1.8 To mark the 20thanniversary of Tara Arts, the company embarked on a large-scale trilogy Journey to the West (1998-2002), which charts the journey of the Indian diaspora first to Kenya to work as indentured labour to build the East African Railway and then from Kenya to Britain (which prompted Powell’s speech) and then the journey this initiated in British society. What is particularly interesting about this piece is that it was an oral history project based on interviews with three generations of British Asians – it was a chance for the migrant, subaltern Asian voice to talk back about their experience.

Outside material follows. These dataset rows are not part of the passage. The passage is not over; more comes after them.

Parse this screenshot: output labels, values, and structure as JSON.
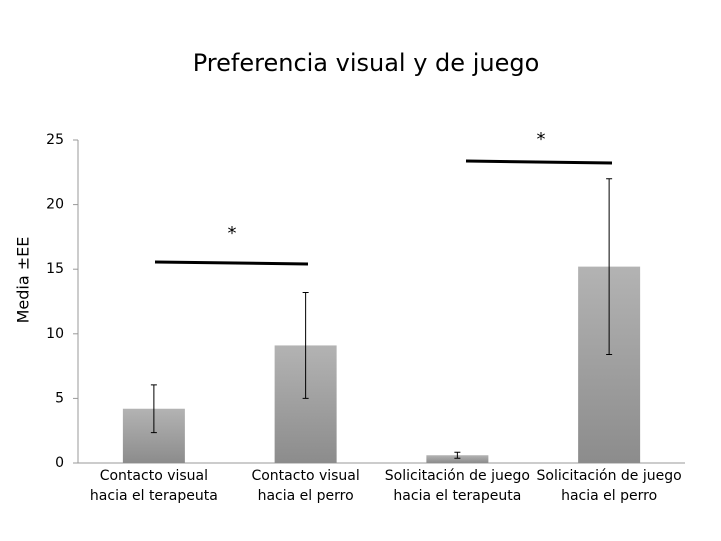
{
  "chart_data": {
    "type": "bar",
    "title": "Preferencia visual y de juego",
    "y_label": "Media ±EE",
    "categories": [
      "Contacto visual\nhacia el terapeuta",
      "Contacto visual\nhacia el perro",
      "Solicitación de juego\nhacia el terapeuta",
      "Solicitación de juego\nhacia el perro"
    ],
    "values": [
      4.2,
      9.1,
      0.6,
      15.2
    ],
    "errors": [
      1.85,
      4.1,
      0.23,
      6.8
    ],
    "ylim": [
      0,
      25
    ],
    "yticks": [
      0,
      5,
      10,
      15,
      20,
      25
    ],
    "grid": false,
    "annotations": [
      "*",
      "*"
    ]
  }
}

This ‘material’ was then used as the basis of a fictional account in three shows Genesis, Exodus and Revelations that formed the trilogy.
The following items that include a number of images, an extract from the programme for Revelations and an article about the production will give you a good sense of how the production worked.
Journey to the West
The documents relating to Journey to the West form the central bead of this string as they form a core of materials that enable us to explore how the impact of migration and its political ramifications have had a direct impact on theatrical methodologies, subject matter and performance aesthetics in a way that has enriched an understanding of what British theatre is and the stories that are now part of its national narrative.